De un invento en Gualeguaychú a referente de la industria
La historia de la empresa se remonta a la década de 1960, cuando Miguel Pivas (padre) diseñó y patentó un sistema de bombeo pensado originalmente para la extracción de agua en campos arroceros. Con el paso de los años, su hijo, Miguel Pivas, diversificó los modelos para dotar a las máquinas de mayor versatilidad y caudal.

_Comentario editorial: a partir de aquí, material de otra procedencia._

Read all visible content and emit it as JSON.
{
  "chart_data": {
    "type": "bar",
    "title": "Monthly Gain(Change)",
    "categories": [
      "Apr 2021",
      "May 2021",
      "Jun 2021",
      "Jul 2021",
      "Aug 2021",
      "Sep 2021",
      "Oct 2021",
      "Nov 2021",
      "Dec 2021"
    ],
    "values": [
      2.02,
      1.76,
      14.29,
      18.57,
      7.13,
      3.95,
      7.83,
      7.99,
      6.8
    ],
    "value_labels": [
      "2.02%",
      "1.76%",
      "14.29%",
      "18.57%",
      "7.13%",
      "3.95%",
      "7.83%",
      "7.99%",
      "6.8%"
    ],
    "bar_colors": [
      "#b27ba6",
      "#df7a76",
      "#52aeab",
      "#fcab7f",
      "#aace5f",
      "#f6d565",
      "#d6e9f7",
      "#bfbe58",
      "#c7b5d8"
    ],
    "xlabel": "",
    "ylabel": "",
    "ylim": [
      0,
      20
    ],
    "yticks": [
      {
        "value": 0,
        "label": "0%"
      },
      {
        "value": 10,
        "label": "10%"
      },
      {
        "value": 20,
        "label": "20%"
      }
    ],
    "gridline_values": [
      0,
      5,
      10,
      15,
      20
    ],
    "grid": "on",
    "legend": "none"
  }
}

Tras el fallecimiento de Miguel hijo en 2007, Carolina Sosa asumió la conducción de la empresa junto a sus hijas. Bajo su liderazgo, la firma atravesó una reestructuración clave: pasó de ser un taller metalúrgico multipropósito a una fábrica enfocada exclusivamente en la producción en serie de bombas de agua, modernizando su maquinaria y trasladándose a un predio de mayor envergadura.
Actualmente, Bombas Pivas se encuentra en el Parque Cluster del Acceso Sur a Gualeguaychú. Cuenta con un equipo de 13 trabajadores, fabrica equipos que alcanzan caudales de hasta 12 millones de litros por hora y mantiene presencia comercial en todo el territorio nacional, además de exportar a mercados como Paraguay, Uruguay y Bolivia.
"Nosotros vendemos desde Tierra del Fuego hasta La Quiaca. Hoy podemos dialogar tanto con el gerente de una multinacional como con un productor que necesita regar cinco hectáreas. Esa versatilidad y la atención personalizada son nuestro sello", destacó la ejecutiva.
En el marco de su 60° aniversario, la empresa se encuentra realizando acciones con la comunidad local de Gualeguaychú, en reconocimiento al origen geográfico de la patente y al legado de la familia fundadora.